The guidelines similarly make it clear that the decision whether to reward cooperation is entirely within the DOJ's discretion, so there are no promises made. There is no "entitlement" to credit when the cooperation factors are met and the DOJ reserves the right to deny any credit whatsoever in undefined "egregious circumstances."

Equally oblique is the discussion of what cooperation does not encompass. "Cooperation does not include disclosure of information required by law," nor does it "include the disclosure of information that is under an imminent threat of discovery or investigation." This leaves much open to interpretation.

For example, if a defense contractor must self-disclose pursuant to the Federal Acquisition Regulation, or FAR, does that mean it receives no credit from the DOJ for doing so? What does "imminent threat of discovery or investigation" mean? If there is an internal whistleblower who makes a hotline report and threatens to go to law enforcement – not an entirely unrealistic scenario – would that crop the cooperation carrot? Whether there is an "imminent threat" is awfully amorphous and open to infinite second-guessing by the DOJ when exercising its "discretion" whether to provide a reward.

The most obvious difference between the criminal and civil cooperation programs is what is most clearly not in the cards – a full declination. The policy's word choice of "defendant" is hardly unintentional, as is the fact that the government's taking a "pass" on FCA liability appears nowhere in the list of potential benefits from cooperation – such as notifying relevant agencies of cooperation for suspension and debarment considerations, publicly acknowledging a company's cooperation and assisting the entity in resolving qui tam litigation with relators. Clearly, as is the case in the criminal cooperation programs, a company may make the government whole without settling FCA liability, for example, by fully crediting affected government health care programs or defense contracts and by taking real and measurable remedial steps. It is not clear what a FCA settlement adds to this mix except a press release.

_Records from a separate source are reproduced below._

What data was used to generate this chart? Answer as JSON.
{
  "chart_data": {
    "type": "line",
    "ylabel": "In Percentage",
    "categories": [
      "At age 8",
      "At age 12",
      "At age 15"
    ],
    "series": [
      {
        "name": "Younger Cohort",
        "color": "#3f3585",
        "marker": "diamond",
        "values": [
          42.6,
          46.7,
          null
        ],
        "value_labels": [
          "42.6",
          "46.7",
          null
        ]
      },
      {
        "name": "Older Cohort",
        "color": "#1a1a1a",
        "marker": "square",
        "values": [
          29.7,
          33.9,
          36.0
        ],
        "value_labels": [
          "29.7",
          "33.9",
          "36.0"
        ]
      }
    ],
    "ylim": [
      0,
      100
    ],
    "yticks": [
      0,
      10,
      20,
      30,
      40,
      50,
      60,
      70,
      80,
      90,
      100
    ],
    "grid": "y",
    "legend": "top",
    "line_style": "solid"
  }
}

Indeed, the accepted wisdom currently among FCA defense practitioners is that a prefiling settlement – or a preintervention qui tam resolution – will yield reduced exposure of anywhere from 1.5 to 2 times "single damages," which themselves are open to negotiation. After all, there's not much incentive for a company to settle if the DOJ insists on treble damages and penalties.

These guidelines appear to contemplate a cooperating "defendant" must self-disclose, fully cooperate, and still sign a FCA settlement with the DOJ – and potentially relators – with the risk that the DOJ still might find the circumstances sufficiently "egregious" to deny any credit whatsoever or to reduce the potential reward. We do know that the "maximum" reward is no less than single damages.

The question arises then, what does the "grab bag" truly offer? Are self-disclosure and the attendant risks worth the purported "promise" of an undefined reward that may, in any event, be no more than what a company could currently receive in the give-and-take of presuit resolution negotiations?

For the newly-defined cooperation credit to be real and valuable – to companies, the government and the public at large – we believe the DOJ will have to answer these difficult questions. Otherwise, the risk of plucking a truly terrible chocolate from this particular box may be far too great to run.